Wijziging van de Tijdelijke wet Groningen in verband met de toepassing van het bewijsvermoeden op de gasopslag in Grijpskerk.


Volledige tekst

Bij Kabinetsmissive van 27 oktober 2022, no.2022002343, heeft Uwe Majesteit, op voordracht van de Staatssecretaris van Economische Zaken en Klimaat, bij de Afdeling advisering van de Raad van State ter overweging aanhangig gemaakt het voorstel van wet tot wijziging van de Tijdelijke wet Groningen in verband met de toepassing van het bewijsvermoeden op de gasopslag in Grijpskerk, het herstel van omissies en het aanbrengen van verduidelijkingen, met memorie van toelichting.

Het wetsvoorstel strekt ertoe een aantal knelpunten die bij de invoering van de Tijdelijke wet Groningen en bestuurlijke afspraken naar voren zijn gekomen, weg te nemen. Voorts bevat het wetsvoorstel een aantal wijzigingen in het artikel over de heffing van kosten aan de NAM en een uitbreiding van de taak van het Instituut Mijnbouwschade Groningen (hierna: het Instituut) tot de afhandeling van schade als gevolg van de gasopslag Grijpskerk, inclusief de toepassing van het wettelijk bewijsvermoeden.

De Afdeling advisering van de Raad van State maakt een opmerking over een mogelijke samenloop van de bevoegdheid van het Instituut en de Commissie Mijnbouwschade. Zij adviseert ook de grondslag voor het doorbelasten van de kostenvergoeding aan de NAM dragend te motiveren. In verband hiermee is aanpassing van de toelichting wenselijk.

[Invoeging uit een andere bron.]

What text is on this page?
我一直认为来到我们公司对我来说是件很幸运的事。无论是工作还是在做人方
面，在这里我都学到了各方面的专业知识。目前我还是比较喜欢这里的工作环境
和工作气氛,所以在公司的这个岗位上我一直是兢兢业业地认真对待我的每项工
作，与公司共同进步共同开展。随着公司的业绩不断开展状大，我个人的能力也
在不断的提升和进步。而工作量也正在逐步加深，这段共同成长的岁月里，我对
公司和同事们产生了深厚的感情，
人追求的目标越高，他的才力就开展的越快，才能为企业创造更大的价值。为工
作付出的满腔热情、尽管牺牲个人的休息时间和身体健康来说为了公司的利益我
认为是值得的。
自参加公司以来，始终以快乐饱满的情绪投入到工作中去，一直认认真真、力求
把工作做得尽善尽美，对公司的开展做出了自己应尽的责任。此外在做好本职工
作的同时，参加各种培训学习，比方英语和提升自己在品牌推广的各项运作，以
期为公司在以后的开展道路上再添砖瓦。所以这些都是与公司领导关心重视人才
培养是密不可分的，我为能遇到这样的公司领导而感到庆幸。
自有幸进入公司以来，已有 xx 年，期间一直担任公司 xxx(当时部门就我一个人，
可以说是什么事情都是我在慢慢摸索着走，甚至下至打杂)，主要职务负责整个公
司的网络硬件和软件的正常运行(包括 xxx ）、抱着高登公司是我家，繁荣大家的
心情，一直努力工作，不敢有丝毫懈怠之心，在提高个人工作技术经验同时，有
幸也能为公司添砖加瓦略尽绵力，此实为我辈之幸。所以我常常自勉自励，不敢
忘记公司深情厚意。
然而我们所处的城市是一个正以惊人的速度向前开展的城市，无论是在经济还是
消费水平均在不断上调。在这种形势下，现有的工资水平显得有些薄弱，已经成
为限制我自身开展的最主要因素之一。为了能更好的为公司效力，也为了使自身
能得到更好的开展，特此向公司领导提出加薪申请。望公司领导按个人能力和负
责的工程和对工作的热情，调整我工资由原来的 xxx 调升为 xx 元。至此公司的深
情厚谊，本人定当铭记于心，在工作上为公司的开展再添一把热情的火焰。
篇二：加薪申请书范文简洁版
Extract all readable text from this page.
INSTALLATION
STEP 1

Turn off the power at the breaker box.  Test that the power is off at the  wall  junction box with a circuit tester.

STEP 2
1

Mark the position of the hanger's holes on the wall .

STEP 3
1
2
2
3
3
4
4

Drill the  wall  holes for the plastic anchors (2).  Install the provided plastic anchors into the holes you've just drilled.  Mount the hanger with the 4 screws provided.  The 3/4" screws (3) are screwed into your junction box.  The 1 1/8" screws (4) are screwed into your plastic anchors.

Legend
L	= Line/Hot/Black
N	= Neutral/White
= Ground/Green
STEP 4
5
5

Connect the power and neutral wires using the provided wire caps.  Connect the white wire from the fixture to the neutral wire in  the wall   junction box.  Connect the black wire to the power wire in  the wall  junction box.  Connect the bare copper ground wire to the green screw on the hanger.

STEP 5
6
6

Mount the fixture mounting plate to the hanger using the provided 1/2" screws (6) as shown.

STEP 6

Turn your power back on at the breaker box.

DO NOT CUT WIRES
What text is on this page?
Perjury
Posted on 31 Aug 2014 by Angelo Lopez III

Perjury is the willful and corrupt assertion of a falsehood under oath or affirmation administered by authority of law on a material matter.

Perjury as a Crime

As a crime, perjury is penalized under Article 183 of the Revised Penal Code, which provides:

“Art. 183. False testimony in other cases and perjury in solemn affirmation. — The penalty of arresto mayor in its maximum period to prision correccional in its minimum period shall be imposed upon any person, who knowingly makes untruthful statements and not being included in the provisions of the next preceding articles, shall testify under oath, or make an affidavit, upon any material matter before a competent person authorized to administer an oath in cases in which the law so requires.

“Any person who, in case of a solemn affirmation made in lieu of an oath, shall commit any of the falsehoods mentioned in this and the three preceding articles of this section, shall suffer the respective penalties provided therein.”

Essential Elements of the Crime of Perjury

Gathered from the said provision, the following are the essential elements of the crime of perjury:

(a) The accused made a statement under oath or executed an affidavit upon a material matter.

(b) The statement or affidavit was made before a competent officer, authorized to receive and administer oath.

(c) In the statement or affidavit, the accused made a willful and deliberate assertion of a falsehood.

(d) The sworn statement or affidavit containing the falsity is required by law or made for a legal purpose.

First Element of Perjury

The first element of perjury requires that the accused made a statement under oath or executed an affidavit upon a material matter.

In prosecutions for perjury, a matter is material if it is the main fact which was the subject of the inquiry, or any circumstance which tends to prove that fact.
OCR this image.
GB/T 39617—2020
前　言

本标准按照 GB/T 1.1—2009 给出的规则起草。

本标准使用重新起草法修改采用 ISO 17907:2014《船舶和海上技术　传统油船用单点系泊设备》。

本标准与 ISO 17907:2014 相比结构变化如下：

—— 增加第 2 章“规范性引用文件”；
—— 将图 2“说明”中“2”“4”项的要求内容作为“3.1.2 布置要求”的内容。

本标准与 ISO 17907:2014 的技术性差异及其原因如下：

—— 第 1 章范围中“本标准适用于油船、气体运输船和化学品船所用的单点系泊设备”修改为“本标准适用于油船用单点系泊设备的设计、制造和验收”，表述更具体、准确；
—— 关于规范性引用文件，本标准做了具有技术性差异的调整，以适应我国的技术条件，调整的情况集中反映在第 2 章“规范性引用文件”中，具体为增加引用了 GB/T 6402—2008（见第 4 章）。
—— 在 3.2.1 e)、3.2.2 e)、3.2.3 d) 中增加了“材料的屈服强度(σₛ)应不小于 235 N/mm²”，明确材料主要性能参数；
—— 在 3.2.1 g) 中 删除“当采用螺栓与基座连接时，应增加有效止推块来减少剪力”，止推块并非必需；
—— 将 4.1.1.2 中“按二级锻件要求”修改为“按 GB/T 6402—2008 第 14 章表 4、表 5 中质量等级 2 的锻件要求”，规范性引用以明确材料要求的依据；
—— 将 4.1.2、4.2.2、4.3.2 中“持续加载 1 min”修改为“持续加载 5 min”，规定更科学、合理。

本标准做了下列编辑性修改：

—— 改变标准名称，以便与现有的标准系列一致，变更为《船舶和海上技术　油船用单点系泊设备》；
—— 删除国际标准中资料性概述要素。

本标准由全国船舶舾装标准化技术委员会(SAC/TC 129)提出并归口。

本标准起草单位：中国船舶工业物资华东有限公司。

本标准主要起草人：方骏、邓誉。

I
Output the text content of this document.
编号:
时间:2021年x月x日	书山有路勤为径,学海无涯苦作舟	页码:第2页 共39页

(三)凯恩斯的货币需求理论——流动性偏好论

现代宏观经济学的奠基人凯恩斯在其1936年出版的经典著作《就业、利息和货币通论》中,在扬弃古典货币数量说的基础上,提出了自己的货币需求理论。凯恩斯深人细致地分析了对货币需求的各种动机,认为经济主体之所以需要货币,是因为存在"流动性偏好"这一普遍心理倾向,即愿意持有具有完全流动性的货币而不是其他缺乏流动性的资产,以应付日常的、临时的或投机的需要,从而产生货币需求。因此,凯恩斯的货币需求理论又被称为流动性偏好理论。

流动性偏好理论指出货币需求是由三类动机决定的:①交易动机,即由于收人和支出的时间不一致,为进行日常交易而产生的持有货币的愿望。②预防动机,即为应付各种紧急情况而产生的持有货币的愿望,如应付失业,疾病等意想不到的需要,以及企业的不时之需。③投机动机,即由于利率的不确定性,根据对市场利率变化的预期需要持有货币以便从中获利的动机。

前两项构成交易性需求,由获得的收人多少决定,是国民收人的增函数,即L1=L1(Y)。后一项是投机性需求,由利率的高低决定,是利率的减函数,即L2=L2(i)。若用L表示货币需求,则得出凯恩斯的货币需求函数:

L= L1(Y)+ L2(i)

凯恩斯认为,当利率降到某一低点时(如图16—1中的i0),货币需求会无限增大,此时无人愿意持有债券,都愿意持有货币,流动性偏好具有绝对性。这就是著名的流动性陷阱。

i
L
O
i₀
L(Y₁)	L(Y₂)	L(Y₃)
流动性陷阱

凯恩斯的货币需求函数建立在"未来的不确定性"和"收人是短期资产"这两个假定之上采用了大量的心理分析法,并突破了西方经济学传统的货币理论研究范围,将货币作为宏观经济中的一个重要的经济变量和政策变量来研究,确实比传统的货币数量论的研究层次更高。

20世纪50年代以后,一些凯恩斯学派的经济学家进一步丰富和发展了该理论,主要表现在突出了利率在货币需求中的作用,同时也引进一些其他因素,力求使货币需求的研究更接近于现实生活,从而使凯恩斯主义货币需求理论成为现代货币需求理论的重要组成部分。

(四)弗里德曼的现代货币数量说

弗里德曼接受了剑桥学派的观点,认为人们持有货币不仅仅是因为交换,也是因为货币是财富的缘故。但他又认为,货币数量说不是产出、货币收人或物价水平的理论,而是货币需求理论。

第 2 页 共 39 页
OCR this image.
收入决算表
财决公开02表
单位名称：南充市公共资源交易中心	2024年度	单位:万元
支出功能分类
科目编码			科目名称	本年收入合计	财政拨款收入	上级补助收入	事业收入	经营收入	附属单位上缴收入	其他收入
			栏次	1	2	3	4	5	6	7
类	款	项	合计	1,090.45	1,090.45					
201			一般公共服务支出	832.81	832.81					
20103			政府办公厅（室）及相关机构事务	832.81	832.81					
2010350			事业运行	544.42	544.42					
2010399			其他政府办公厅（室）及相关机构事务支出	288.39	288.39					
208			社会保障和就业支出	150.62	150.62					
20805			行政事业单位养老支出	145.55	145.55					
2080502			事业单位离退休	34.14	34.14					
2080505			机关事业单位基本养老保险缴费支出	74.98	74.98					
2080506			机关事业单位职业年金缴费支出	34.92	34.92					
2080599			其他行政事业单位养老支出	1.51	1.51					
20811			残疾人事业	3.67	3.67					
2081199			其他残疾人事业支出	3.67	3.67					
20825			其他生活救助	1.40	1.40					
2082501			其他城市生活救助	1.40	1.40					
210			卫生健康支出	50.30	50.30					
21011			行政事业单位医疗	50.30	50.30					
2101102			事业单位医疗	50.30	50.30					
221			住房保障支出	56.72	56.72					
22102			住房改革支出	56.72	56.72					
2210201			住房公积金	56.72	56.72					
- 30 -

1. Bevoegdheidsafbakening bij interactie met kleine velden

Voorgesteld wordt dat het Instituut verantwoordelijk wordt voor de afhandeling van schade die mogelijkerwijze ontstaat ten gevolge van de gasopslag Grijpskerk en tevens het wettelijk bewijsvermoeden uit te breiden tot de gasopslag Grijpskerk.

De gasopslag Grijpskerk is omringd door enkele kleine gasvelden, ten aanzien waarvan de Commissie Mijnbouwschade bevoegd is om te adviseren over de behandeling van meldingen van mijnbouwschade en verzoeken om vergoeding daarvan onafhankelijk te beoordelen. In die gevallen geldt het bewijsvermoeden niet. Het Instituut en het Staatstoezicht op de Mijnen hebben naar voren gebracht dat het voor de uitvoeringspraktijk van belang is om in de toelichting te vermelden dat het Instituut met toepassing van het bewijsvermoeden bevoegd is voor schade in het effectgebied. Het effectgebied is het gebied waar mogelijk schade is ontstaan door de gasopslag Grijpskerk. Dat gebied omsluit mede het gebied waar sprake is van de kans op schade door interactie met omliggende velden.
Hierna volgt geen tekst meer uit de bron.